# applicator heads



## sdrdrywall (Sep 4, 2010)

Does anyone use the mud applicator heads instead of hopper for paper faced bead ? I thought it would be faster with the mudrunner


----------



## cazna (Mar 28, 2010)

sdrdrywall said:


> Does anyone use the mud applicator heads instead of hopper for paper faced bead ? I thought it would be faster with the mudrunner


Put one on a tube, they go great, I use one, I think 2buck does too, Mudrunners ok but the mud needs to be thin or it will stall, Tube is faster and you dont need to get the pump out, A bucket piston is very handie for this method SDR :thumbsup:


----------



## 2buckcanuck (Jul 9, 2010)

I find the applicators are way faster in IMO, and cleaner on the hands.

I feel the hopper is too slow and too much walking, not good in higher areas, and who wants to handle 12' long beads full of mud when you can handle them empty.
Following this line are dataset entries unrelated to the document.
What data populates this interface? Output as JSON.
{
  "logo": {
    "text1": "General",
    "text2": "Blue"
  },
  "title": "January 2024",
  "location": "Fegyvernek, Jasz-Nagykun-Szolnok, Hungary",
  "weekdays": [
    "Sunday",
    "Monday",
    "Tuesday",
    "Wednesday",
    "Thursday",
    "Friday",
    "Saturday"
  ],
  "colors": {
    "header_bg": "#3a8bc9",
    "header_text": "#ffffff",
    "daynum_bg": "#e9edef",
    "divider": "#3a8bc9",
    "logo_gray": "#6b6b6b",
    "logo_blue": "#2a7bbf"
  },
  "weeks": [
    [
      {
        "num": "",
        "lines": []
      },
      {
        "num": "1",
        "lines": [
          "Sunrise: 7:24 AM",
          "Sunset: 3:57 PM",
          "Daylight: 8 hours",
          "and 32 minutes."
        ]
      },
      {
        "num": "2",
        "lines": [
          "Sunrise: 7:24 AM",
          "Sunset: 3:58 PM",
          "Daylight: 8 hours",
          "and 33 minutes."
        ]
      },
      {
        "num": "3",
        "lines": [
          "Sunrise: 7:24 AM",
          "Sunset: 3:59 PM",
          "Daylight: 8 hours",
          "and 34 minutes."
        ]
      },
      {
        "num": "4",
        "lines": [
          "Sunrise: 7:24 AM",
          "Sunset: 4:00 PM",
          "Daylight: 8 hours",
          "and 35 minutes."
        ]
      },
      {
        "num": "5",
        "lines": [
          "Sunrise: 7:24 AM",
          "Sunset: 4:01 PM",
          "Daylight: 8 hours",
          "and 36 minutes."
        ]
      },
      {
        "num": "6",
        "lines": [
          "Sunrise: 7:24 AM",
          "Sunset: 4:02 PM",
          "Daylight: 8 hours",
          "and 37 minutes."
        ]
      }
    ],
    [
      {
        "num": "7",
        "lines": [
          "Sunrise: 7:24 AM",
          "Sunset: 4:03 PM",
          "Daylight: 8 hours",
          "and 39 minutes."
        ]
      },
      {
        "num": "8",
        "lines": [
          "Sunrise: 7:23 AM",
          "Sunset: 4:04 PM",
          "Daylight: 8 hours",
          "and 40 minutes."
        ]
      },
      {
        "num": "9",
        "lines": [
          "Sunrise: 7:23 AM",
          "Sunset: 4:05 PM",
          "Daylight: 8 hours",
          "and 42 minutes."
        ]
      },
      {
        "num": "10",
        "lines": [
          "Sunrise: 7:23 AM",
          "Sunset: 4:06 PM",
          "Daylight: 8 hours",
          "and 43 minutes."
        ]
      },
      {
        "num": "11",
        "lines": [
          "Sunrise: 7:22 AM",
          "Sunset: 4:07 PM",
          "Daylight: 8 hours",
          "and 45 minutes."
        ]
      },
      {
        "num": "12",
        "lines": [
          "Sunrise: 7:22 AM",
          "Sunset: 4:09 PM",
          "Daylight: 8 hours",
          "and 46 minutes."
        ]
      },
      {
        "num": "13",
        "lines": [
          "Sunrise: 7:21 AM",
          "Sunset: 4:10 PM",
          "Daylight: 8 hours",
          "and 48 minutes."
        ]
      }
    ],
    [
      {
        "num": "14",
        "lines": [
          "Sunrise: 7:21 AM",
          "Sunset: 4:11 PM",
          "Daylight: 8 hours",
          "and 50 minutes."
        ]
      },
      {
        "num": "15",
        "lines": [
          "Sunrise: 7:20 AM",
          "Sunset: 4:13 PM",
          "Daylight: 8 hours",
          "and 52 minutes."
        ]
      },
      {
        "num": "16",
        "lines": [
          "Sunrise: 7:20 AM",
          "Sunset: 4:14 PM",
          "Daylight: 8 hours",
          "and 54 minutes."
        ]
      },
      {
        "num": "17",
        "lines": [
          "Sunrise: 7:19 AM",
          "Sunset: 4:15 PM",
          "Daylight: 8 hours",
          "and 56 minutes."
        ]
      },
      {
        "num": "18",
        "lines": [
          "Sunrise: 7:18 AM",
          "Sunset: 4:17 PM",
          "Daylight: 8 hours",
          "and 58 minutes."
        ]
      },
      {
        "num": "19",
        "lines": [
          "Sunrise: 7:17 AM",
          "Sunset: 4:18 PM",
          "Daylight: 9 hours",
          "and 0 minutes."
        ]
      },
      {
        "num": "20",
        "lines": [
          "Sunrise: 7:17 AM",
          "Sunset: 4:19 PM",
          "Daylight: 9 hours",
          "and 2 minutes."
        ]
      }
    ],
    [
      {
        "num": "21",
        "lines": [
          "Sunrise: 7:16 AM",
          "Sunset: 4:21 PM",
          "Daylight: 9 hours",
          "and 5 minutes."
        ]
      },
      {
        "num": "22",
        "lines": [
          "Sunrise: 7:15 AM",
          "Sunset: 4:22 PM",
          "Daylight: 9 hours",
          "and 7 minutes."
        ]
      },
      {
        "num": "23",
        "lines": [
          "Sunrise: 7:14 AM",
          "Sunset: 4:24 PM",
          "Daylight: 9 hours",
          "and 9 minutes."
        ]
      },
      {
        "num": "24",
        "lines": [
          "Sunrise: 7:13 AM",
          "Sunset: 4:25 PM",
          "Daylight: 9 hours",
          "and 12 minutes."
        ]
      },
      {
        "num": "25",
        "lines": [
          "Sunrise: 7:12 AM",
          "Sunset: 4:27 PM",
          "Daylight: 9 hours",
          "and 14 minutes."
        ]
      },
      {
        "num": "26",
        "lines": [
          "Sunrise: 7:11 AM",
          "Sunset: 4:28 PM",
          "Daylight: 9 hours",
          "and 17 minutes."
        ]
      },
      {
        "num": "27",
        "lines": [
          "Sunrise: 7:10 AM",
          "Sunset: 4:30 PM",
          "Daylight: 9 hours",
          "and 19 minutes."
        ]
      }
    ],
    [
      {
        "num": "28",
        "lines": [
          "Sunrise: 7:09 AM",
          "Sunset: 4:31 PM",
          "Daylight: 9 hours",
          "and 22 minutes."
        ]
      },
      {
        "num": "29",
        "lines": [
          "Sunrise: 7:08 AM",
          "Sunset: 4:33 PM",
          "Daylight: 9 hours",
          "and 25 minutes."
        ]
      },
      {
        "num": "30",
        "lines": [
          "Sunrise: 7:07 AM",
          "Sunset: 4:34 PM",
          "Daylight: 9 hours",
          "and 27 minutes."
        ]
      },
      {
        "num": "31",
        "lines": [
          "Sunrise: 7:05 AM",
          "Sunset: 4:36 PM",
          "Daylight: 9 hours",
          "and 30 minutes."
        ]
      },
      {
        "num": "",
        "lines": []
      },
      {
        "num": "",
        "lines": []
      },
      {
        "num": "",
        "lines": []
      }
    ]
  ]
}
I just use a compound tube, I have seen guys use the angle box, and cazna knows more about the mudrunner than me, so he gave you that answer

here's the old link http://www.drywalltalk.com/f9/corner-bead-applicator-1520/

I can't remember what was said in there, but justme switched to them and he likes them better, maybe he will tell you what he thinks, also


----------